The COVID-19 pandemic has been stressful and scary for all of us, but has been uniquely challenging for frontline healthcare workers. Joy Kramarich is a runner with the University of Toronto Track and Field Club (UTTC) Masters Division and a trauma nurse at the Sunnybrook Health Sciences Centre in Toronto. She spoke with us about her experience working on the front lines of the COVID-19 pandemic and what running has meant to her during this difficult year.
Not surprisingly, work for the 60-year-old Oakville resident has been demanding, challenging and marked with ambiguity since the pandemic began. Her hours have been long, working 12-hour shifts with minimal breaks, and she and many of her colleagues have been working double shifts and overtime in order to provide ongoing care to the high volume of patients who are coming through their doors.
For many people, working conditions like these would be an understandable reason to allow their running regime to fall by the wayside, but not for Kramarich. Her mileage has actually increased throughout the pandemic, and there have been many weeks where she’s run a solid 110 kilometres, despite working 60 hours or more.
“COVID and the government-mandated restrictions related to COVID has given me
tremendous focus with respect to my running,” she says. “The hours of the day have been relegated to work and running, since that was all there was and often still is.”
Kramarich has been running since elementary school, she has appreciated the ability to run even more throughout the pandemic, as it allows her to get outside and move, be alone with her thoughts and decompress from the stress of work. She explains that running has provided encouragement when it feels like life is so dismal for so many, and provides her with the motivation to carry on.
Running has also been a source of gratitude for Kramarich, reminding her how lucky she is to be alive, that she can move and breathe and that she and her family are safe and healthy at a time so many people have lost so much.
“There are no races on the road or the track, no requirement to run a certain distance in a certain time.

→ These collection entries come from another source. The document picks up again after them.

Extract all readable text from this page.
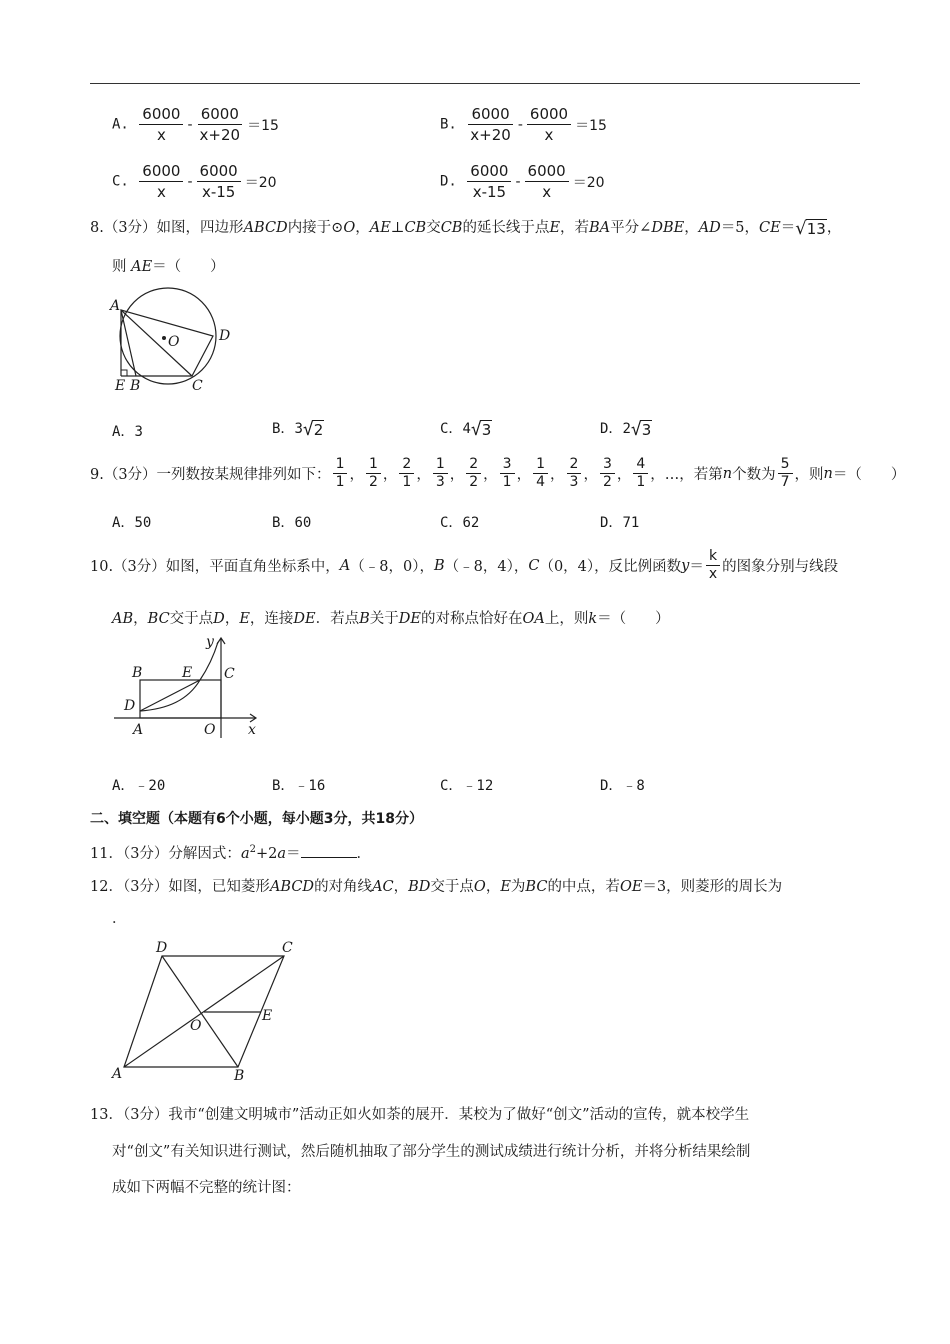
A. $\frac{6000}{x} - \frac{6000}{x+20} =15$	B. $\frac{6000}{x+20} - \frac{6000}{x} =15$
C. $\frac{6000}{x} - \frac{6000}{x-15} =20$	D. $\frac{6000}{x-15} - \frac{6000}{x} =20$
8.（3分）如图，四边形ABCD内接于⊙O，AE⊥CB交CB的延长线于点E，若BA平分∠DBE，AD＝5，CE＝ √ 13 ，
则 AE＝（　　）
A
O	D
E B	C
A．3	B．3 √ 2	C．4 √ 3	D．2 √ 3
9.（3分）一列数按某规律排列如下： $\frac{1}{1}$ ， $\frac{1}{2}$ ， $\frac{2}{1}$ ， $\frac{1}{3}$ ， $\frac{2}{2}$ ， $\frac{3}{1}$ ， $\frac{1}{4}$ ， $\frac{2}{3}$ ， $\frac{3}{2}$ ， $\frac{4}{1}$ ，…，若第 n 个数为 $\frac{5}{7}$ ，则 n ＝（　　）
A．50	B．60	C．62	D．71
10.（3分）如图，平面直角坐标系中， A （﹣8，0）， B （﹣8，4）， C （0，4），反比例函数 $y = \frac{k}{x}$ 的图象分别与线段
AB，BC交于点D，E，连接DE．若点B关于DE的对称点恰好在OA上，则k＝（　　）
y
B	E C
D
A	O x
A．﹣20	B．﹣16	C．﹣12	D．﹣8
二、填空题（本题有6个小题，每小题3分，共18分）
11．（3分）分解因式：$a^2+2a=$	．
12．（3分）如图，已知菱形ABCD的对角线AC，BD交于点O，E为BC的中点，若OE＝3，则菱形的周长为
．
D	C
O
E
A	B
13．（3分）我市“创建文明城市”活动正如火如荼的展开．某校为了做好“创文”活动的宣传，就本校学生
对“创文”有关知识进行测试，然后随机抽取了部分学生的测试成绩进行统计分析，并将分析结果绘制
成如下两幅不完整的统计图：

It has simply been about the ability to run, which I love and which I do every day, even on the days that I work.”
Kramarich emphasizes that while she is a runner, that is only a small part of who she is. She is a mother, a coach, a teacher and a nurse, and her goal is to make a difference in the lives of all of her patients and her families. The exceedingly high demands on the healthcare system over this last year, however, have made it increasingly difficult for her and her colleagues to provide the same level of care that they ordinarily could. She also recognizes that this has been a difficult time for everyone, not just healthcare workers, but stresses the importance of following the government guidelines and initiatives to help minimize the spread of the virus, pointing out that even runners who are healthy are not immune.

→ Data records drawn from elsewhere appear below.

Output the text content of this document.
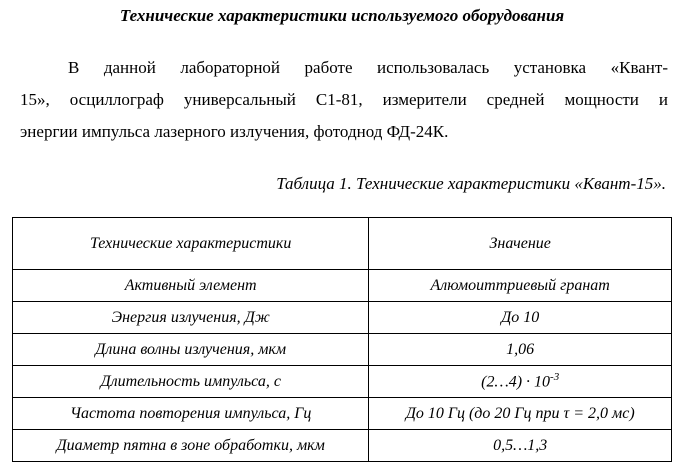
Технические характеристики используемого оборудования

В данной лабораторной работе использовалась установка «Квант-
15», осциллограф универсальный С1-81, измерители средней мощности и
энергии импульса лазерного излучения, фотоднод ФД-24К.

Таблица 1. Технические характеристики «Квант-15».
Технические характеристики	Значение
Активный элемент	Алюмоиттриевый гранат
Энергия излучения, Дж	До 10
Длина волны излучения, мкм	1,06
Длительность импульса, с	(2…4) · $10^{-3}$
Частота повторения импульса, Гц	До 10 Гц (до 20 Гц при τ = 2,0 мс)
Диаметр пятна в зоне обработки, мкм	0,5…1,3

The hope, of course, is that we will soon be able to get back to training in groups and racing again. For Kramarich, that means getting back to training with her masters group at U of T.
“Now that I am a Masters athlete and at this time in my life, I am cognizant of the fact that running is now a leisure activity, something that I am able to do in my free time,” she explains. “I think it is fantastic that we can still run and participate in running events and track meets. It enables me to supplement my daily life with a much loved and easily accessible physical activity.”